11 November 2009

Getting Enough Calories and Nutrition

Sufficient daily calorie intake is crucial whether you are on a diet or not. Dieting and skipping meals mean restrictive calorie intake which can ultimately decrease the body’s metabolic rate (the rate at which energy is used by the body). As you give the body less calories to work with it responds by trying to conserve energy to make sure that it is able to support its daily tasks. But the result of all of this is usually fatigue and lethargy. Furthermore, if one were to increase calories significantly, it is likely that they would gain weight because those calories would be burned at a much slower rate. This is why once someone has stopped dieting and begins eating normally they may regain the weight.

The bottom line is that the body needs ample energy and the ability to function at its best.
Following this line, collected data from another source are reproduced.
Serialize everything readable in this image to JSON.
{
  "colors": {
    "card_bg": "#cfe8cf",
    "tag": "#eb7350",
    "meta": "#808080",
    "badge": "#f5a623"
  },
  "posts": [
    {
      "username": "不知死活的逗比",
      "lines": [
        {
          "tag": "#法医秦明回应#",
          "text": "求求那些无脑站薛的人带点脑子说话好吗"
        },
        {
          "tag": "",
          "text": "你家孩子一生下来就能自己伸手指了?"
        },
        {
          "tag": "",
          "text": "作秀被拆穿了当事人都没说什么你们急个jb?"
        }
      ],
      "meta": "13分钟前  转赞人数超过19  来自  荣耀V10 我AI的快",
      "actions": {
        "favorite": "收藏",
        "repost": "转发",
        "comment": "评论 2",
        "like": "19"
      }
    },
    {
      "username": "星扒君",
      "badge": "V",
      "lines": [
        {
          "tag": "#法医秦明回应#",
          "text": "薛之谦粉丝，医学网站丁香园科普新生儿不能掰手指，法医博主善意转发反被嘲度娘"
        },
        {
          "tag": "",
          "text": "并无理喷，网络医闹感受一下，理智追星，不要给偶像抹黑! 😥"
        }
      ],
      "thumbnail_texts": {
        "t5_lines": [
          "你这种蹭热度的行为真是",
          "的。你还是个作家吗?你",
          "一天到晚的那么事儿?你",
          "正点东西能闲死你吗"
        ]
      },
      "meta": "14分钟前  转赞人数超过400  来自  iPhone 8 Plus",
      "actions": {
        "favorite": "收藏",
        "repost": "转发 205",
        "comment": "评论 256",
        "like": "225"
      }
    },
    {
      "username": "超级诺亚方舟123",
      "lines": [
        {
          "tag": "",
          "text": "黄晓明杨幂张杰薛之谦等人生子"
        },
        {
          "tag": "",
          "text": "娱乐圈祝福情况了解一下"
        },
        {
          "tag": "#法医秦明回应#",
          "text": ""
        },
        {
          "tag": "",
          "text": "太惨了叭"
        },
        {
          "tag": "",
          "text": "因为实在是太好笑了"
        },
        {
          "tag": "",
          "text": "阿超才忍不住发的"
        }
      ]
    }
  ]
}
It is able to do this by utilizing Carbohydrates, Protein, Fats and many minerals and vitamins. Carbohydrates' role is primarily to provide a direct source of energy and fuel. Fat also provides energy although the process of extracting energy from fat is more complicated.

There is an interchange of mostly carbs and some fat for energy as needed, but it is ideal to have enough carbs in the diet so that the body isn’t forced to resort to both Fat and Protein in the absence of sufficient Carbohydrates. Protein has many other major functions (e.g. for tissue building and repair) and when the body is forced to use it for energy then this usually means that the body is greatly deprived and starved. So be wary of extreme carb. restriction.

Carbohydrates, Protein and Fats are all essential and need to be consumed in proportion to each other to make sure that they are being utilized in the most efficient way in the body. Although there are variants to the proportions, daily requirements are generally 55% Carbohydrates, 15% Protein, and 30% Fat of total calories consumed for the day. They are each used by the body in very specific ways to complete tasks and maintain an optimal state of health.

A simple way to ensure that you are getting enough energy and nutrition is to consume nutrient-dense foods. This means less processed foods,and foods which have been minimally altered. This would also ensure that you are consuming enough vitamins and minerals which are also needed for generating energy and serving the many other functions of the body. For e.g. at breakfast time, a nutrient dense food like whole grain hot or cold cereal with nuts or whole grain bread with nut butter would provide high quality Carbohydrate, Protein as well as Fat calories, and essential vitamins and minerals.